Lebih dari satu dekade lalu, Partai Demokrat berkuasa. Dipimpin oleh Abhisit Vejjajiva yang masih muda, pandai bicara, dan berpendidikan Oxford, partai ini meraih kekuasaan setelah kudeta militer menggulingkan Perdana Menteri Thaksin Shinawatra dan protes jalanan serta keputusan konstitusional konservatif membubarkan partai Thaksin dan melarang sekutunya berpolitik.
Bahwa kebangkitan Partai Demokrat tidak mungkin terjadi adalah hal yang wajar. Bahwa hal itu berbahaya hanya membutuhkan sedikit imajinasi.
Namun yang jelas bukan merupakan teori konspirasi adalah bahwa Partai Demokrat, setelah berkuasa, tidak berbuat banyak untuk menjembatani kesenjangan politik yang mulai mengoyak tatanan masyarakat Thailand.
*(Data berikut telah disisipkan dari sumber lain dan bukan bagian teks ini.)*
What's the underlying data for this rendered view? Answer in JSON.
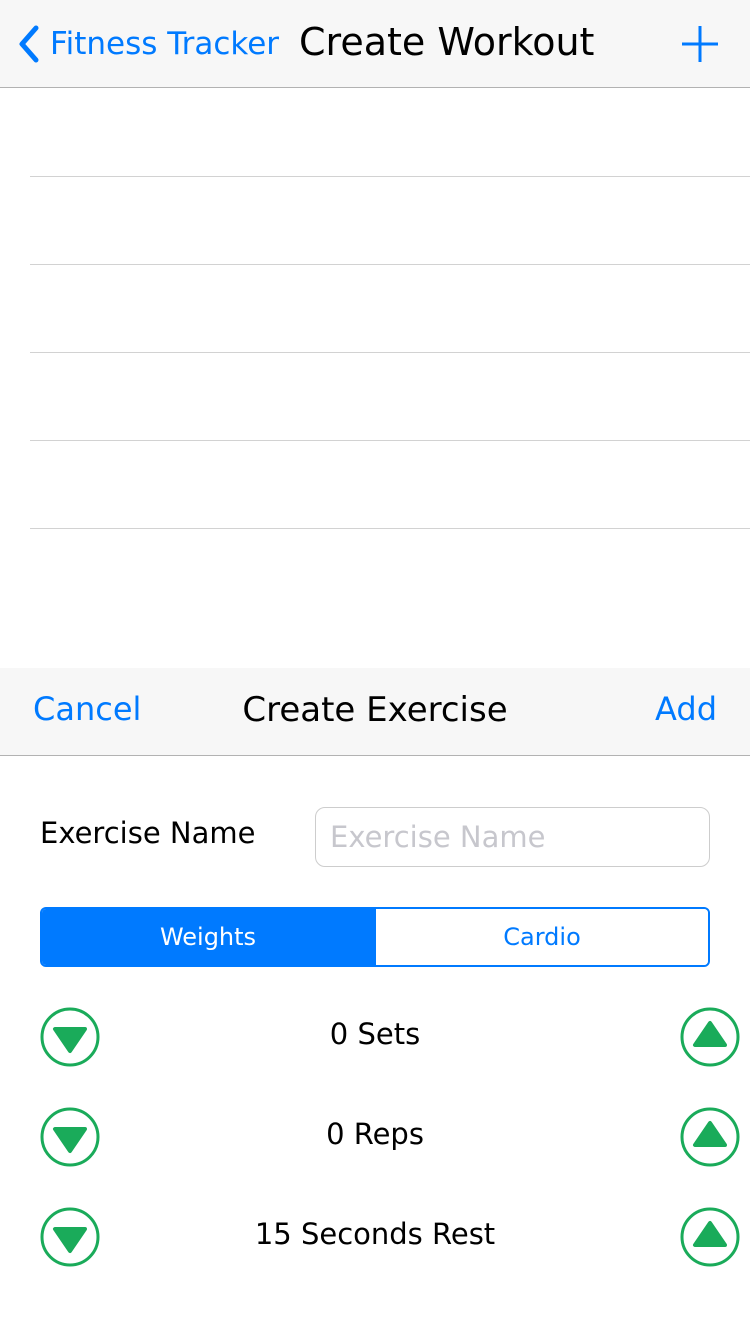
{
  "navbar": {
    "back_label": "Fitness Tracker",
    "title": "Create Workout",
    "add_icon": "plus-icon"
  },
  "table": {
    "row_count": 6
  },
  "sheet": {
    "cancel_label": "Cancel",
    "title": "Create Exercise",
    "add_label": "Add",
    "exercise_name_label": "Exercise Name",
    "exercise_name_value": "",
    "exercise_name_placeholder": "Exercise Name",
    "segments": [
      {
        "label": "Weights",
        "selected": true
      },
      {
        "label": "Cardio",
        "selected": false
      }
    ],
    "steppers": [
      {
        "label": "0 Sets",
        "down_icon": "chevron-down-circle-icon",
        "up_icon": "chevron-up-circle-icon"
      },
      {
        "label": "0 Reps",
        "down_icon": "chevron-down-circle-icon",
        "up_icon": "chevron-up-circle-icon"
      },
      {
        "label": "15 Seconds Rest",
        "down_icon": "chevron-down-circle-icon",
        "up_icon": "chevron-up-circle-icon"
      }
    ]
  },
  "colors": {
    "accent": "#007aff",
    "stepper_green": "#1aab5a",
    "bar_background": "#f7f7f7",
    "separator": "#d2d2d2"
  }
}
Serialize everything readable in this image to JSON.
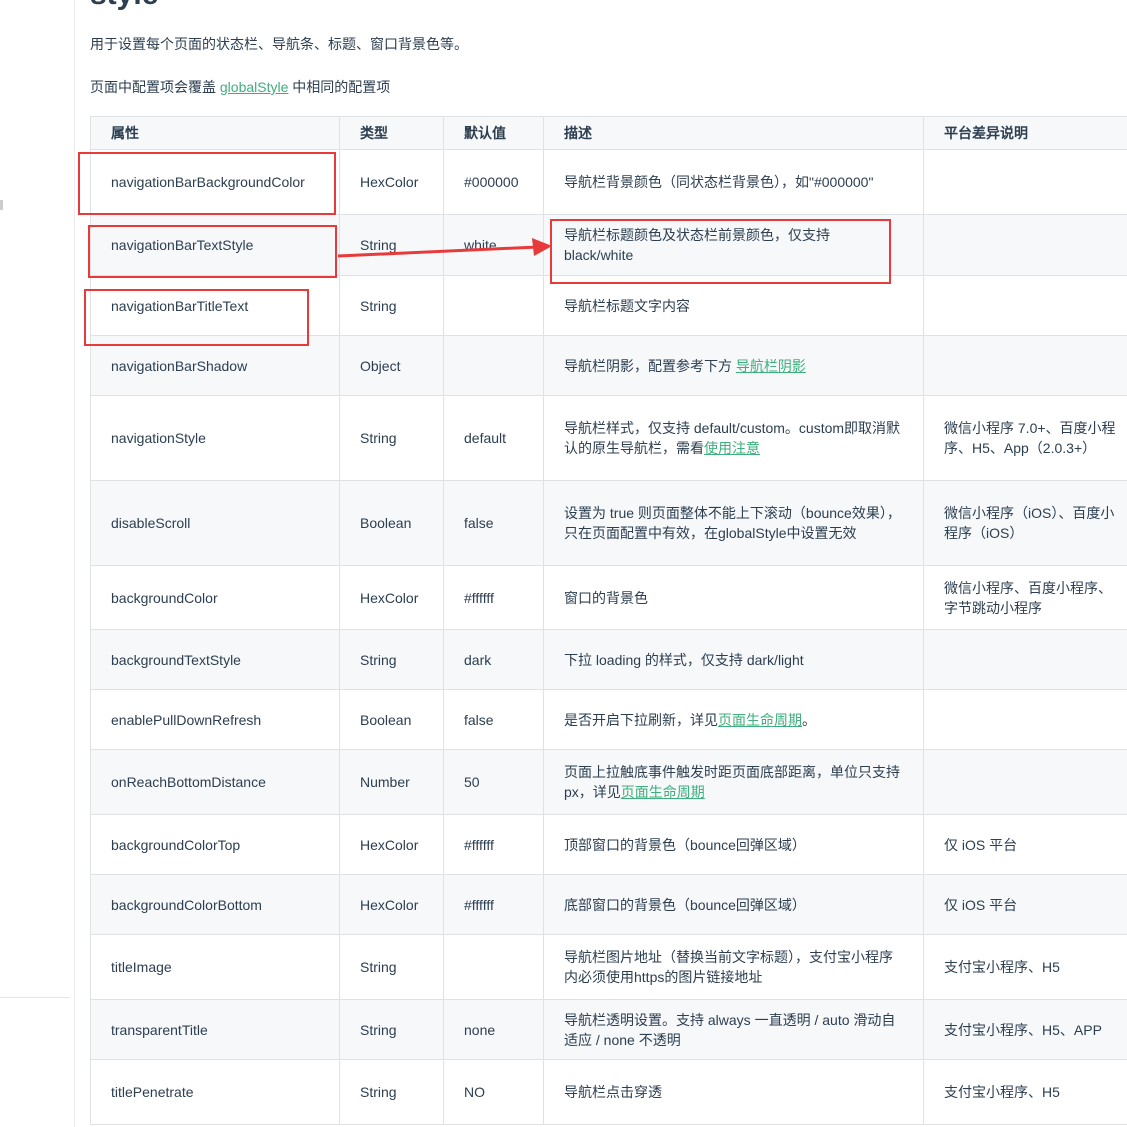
{
  "heading": "style",
  "intro": {
    "line1": "用于设置每个页面的状态栏、导航条、标题、窗口背景色等。",
    "line2_pre": "页面中配置项会覆盖 ",
    "line2_link": "globalStyle",
    "line2_post": " 中相同的配置项"
  },
  "table": {
    "headers": [
      "属性",
      "类型",
      "默认值",
      "描述",
      "平台差异说明"
    ],
    "rows": [
      {
        "prop": "navigationBarBackgroundColor",
        "type": "HexColor",
        "default": "#000000",
        "desc": "导航栏背景颜色（同状态栏背景色），如\"#000000\"",
        "platform": ""
      },
      {
        "prop": "navigationBarTextStyle",
        "type": "String",
        "default": "white",
        "desc": "导航栏标题颜色及状态栏前景颜色，仅支持 black/white",
        "platform": ""
      },
      {
        "prop": "navigationBarTitleText",
        "type": "String",
        "default": "",
        "desc": "导航栏标题文字内容",
        "platform": ""
      },
      {
        "prop": "navigationBarShadow",
        "type": "Object",
        "default": "",
        "desc": "导航栏阴影，配置参考下方 ",
        "desc_link": "导航栏阴影",
        "platform": ""
      },
      {
        "prop": "navigationStyle",
        "type": "String",
        "default": "default",
        "desc": "导航栏样式，仅支持 default/custom。custom即取消默认的原生导航栏，需看",
        "desc_link": "使用注意",
        "platform": "微信小程序 7.0+、百度小程序、H5、App（2.0.3+）"
      },
      {
        "prop": "disableScroll",
        "type": "Boolean",
        "default": "false",
        "desc": "设置为 true 则页面整体不能上下滚动（bounce效果），只在页面配置中有效，在globalStyle中设置无效",
        "platform": "微信小程序（iOS）、百度小程序（iOS）"
      },
      {
        "prop": "backgroundColor",
        "type": "HexColor",
        "default": "#ffffff",
        "desc": "窗口的背景色",
        "platform": "微信小程序、百度小程序、字节跳动小程序"
      },
      {
        "prop": "backgroundTextStyle",
        "type": "String",
        "default": "dark",
        "desc": "下拉 loading 的样式，仅支持 dark/light",
        "platform": ""
      },
      {
        "prop": "enablePullDownRefresh",
        "type": "Boolean",
        "default": "false",
        "desc": "是否开启下拉刷新，详见",
        "desc_link": "页面生命周期",
        "desc_post": "。",
        "platform": ""
      },
      {
        "prop": "onReachBottomDistance",
        "type": "Number",
        "default": "50",
        "desc": "页面上拉触底事件触发时距页面底部距离，单位只支持px，详见",
        "desc_link": "页面生命周期",
        "platform": ""
      },
      {
        "prop": "backgroundColorTop",
        "type": "HexColor",
        "default": "#ffffff",
        "desc": "顶部窗口的背景色（bounce回弹区域）",
        "platform": "仅 iOS 平台"
      },
      {
        "prop": "backgroundColorBottom",
        "type": "HexColor",
        "default": "#ffffff",
        "desc": "底部窗口的背景色（bounce回弹区域）",
        "platform": "仅 iOS 平台"
      },
      {
        "prop": "titleImage",
        "type": "String",
        "default": "",
        "desc": "导航栏图片地址（替换当前文字标题），支付宝小程序内必须使用https的图片链接地址",
        "platform": "支付宝小程序、H5"
      },
      {
        "prop": "transparentTitle",
        "type": "String",
        "default": "none",
        "desc": "导航栏透明设置。支持 always 一直透明 / auto 滑动自适应 / none 不透明",
        "platform": "支付宝小程序、H5、APP"
      },
      {
        "prop": "titlePenetrate",
        "type": "String",
        "default": "NO",
        "desc": "导航栏点击穿透",
        "platform": "支付宝小程序、H5"
      }
    ]
  },
  "colors": {
    "accent_link": "#3eaf7c",
    "annotation_red": "#e83a3a",
    "text": "#2c3e50",
    "border": "#dfe2e5",
    "stripe": "#f6f8fa"
  }
}
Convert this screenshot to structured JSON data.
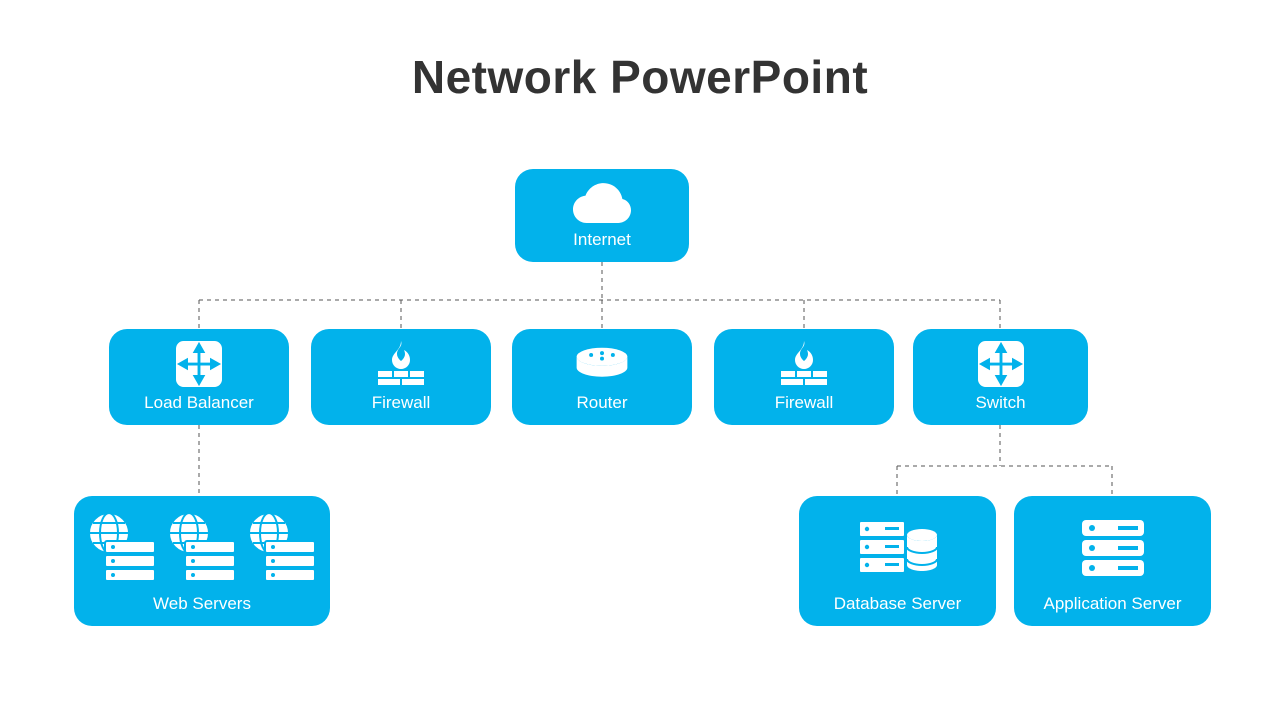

Di bawah pemerintahan Abhisit Etonian Lama, Partai Demokrat mengabaikan keluhan para pengunjuk rasa pro-Thaksin, membiarkan situasi memburuk karena salah urus, dan kemudian mengerahkan tank dan tentara untuk membersihkan jalanan.
Di bawah komando Prayut Chan-o-cha, yang kini menjadi perdana menteri dan pemimpin kudeta, tindakan berat militer menyebabkan lebih dari 90 orang tewas di kedua pihak.
Maju cepat
Ketika pemilu akhirnya diadakan pada tahun 2011, Partai Demokrat – dan Abhisit – kalah telak.
Adik perempuan Thaksin, Yingluck, menjadi perdana menteri dan Partai Demokrat kembali menjadi oposisi, seperti yang selalu terjadi setelah pemilu di milenium ini.
Ketika Yingluck digulingkan oleh militer pada tahun 2014, partai tersebut mengatakan bahwa mereka menentang perebutan kekuasaan, seperti yang dikatakan setiap kali terjadi kudeta.
Namun masyarakat tampaknya tidak lagi tertarik untuk membeli apa yang dijual oleh Partai Demokrat.
Sekilas melihat media sosial dan papan pesan akan mengungkapkan bahwa kebanyakan orang tidak percaya bahwa Partai Demokrat menentang kudeta atau anti-junta.
Bagaimanapun, mantan Wakil Perdana Menteri Partai Demokrat Suthep Thaugsuban dan banyak pemimpin senior Partai Demokrat mengambil peran sentral dalam protes jalanan yang memberikan alasan kepada militer untuk melancarkan kudeta.
Keputusan yang sulit
Yang membawa kita ke hari ini.
Banyak pemimpin Partai Demokrat yang melancarkan protes jalanan bergabung kembali dengan partainya dan menjadi kandidat dalam pemilu tahun ini.
Masyarakat, yang mencari kekuatan nyata bagi demokrasi atau ingin langsung memilih militer, menghindari partai tersebut dalam pemilu yang menyebabkan kekalahan pemilu terbesar mereka dalam beberapa tahun terakhir.
Sekarang, jika para pemimpin partai memutuskan untuk membentuk pemerintahan dengan militer, maka kesan pro-demokrasi dan anti-totaliter yang diusung partai tersebut akan terhapuskan.
Hal ini akan digantikan oleh kepemimpinan sinis yang memanfaatkan sejarah partai dan terus-menerus mengkhianatinya.
Generasi muda Demokrat yang benar-benar prodemokrasi kemungkinan besar akan menjauh dan merusak masa depan partai. Atau tetap bertahan dan menjadi roda penggerak mesin partai, cita-cita mereka terlupakan.
Tidak harus seperti itu untuk pesta tertua di Thailand.
Namun jika ini adalah akhir, hanya sedikit orang yang akan menitikkan air mata.